The better understanding of the pathogenesis of RA has allowed the development of a great number of effective therapies for the treatment of this disease. Even though the menu is wide, there is still a lack of reliable tools for predicting which patients will respond better to a given drug. The increasing numbers of head-to-head trials is essential in order to answer the question of which therapy is more effective and safer for each individual patient. Also, more trials dealing with tapering or stopping therapy are still needed to help optimize the use of the existing drugs. Remission of LDA persistence remains a goal to achieve.

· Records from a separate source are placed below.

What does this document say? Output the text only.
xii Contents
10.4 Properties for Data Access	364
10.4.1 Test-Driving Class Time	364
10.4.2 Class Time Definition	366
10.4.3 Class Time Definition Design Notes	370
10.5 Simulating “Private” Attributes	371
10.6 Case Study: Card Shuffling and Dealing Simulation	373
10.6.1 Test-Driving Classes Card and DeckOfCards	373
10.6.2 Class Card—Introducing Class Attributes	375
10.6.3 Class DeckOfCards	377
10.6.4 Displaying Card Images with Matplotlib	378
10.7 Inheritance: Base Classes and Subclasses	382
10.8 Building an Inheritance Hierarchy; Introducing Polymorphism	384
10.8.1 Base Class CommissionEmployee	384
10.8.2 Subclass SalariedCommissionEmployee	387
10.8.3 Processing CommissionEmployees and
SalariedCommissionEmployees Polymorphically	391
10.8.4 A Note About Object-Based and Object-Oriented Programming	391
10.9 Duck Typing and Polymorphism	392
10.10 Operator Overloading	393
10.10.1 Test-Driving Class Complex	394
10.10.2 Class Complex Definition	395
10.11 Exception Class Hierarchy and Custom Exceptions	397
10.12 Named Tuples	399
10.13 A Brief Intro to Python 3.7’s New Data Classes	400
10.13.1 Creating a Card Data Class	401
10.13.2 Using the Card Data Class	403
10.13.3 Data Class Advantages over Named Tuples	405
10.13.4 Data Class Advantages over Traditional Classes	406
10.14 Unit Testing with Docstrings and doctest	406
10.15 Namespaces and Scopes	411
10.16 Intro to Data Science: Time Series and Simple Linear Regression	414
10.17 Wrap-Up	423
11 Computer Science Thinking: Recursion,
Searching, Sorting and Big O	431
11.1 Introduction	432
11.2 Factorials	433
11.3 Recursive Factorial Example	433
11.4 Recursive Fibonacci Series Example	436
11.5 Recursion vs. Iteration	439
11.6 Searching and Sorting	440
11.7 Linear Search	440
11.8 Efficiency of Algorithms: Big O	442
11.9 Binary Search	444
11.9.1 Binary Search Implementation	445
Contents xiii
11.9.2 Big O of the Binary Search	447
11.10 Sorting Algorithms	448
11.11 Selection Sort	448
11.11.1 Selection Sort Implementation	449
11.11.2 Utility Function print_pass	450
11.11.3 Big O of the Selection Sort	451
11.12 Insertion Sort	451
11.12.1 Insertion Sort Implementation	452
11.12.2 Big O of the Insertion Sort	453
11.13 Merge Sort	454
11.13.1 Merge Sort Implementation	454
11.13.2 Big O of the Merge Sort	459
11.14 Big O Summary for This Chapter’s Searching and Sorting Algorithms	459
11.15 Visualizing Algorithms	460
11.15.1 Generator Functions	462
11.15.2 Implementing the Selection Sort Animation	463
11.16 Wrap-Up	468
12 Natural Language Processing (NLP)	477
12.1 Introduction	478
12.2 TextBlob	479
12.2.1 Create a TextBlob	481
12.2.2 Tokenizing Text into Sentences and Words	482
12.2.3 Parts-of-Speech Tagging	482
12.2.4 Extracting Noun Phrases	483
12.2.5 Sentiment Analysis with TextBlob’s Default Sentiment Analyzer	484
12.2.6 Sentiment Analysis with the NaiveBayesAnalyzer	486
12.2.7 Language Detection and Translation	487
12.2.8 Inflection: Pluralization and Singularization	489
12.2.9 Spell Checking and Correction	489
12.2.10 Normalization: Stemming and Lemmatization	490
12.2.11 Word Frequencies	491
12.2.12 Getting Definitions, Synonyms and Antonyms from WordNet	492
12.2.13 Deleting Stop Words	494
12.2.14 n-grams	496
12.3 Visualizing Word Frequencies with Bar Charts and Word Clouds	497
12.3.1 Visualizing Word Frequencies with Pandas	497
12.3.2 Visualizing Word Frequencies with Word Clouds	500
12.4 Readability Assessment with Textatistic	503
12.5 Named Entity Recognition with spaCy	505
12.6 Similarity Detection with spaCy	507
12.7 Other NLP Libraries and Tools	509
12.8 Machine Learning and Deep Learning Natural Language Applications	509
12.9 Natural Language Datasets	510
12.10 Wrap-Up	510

Despite the advances in therapies, the most important strategy is the early diagnosis and treatment, and the frequent assessments of disease activity with adjustments in therapy for achieving clinical remission or low disease activity in most patients.

Disclosure

Dr Eduardo Mysler reports grants, personal fees from Pfizer, Roche, grants from AbbVie, GSK, Aztra Zeneca, Sandoz, Lilly, Sanofi, grants from Novartis, BMS, grants from Janssen, Amgen, outside the submitted work. The authors report no other conflicts of interest in this work.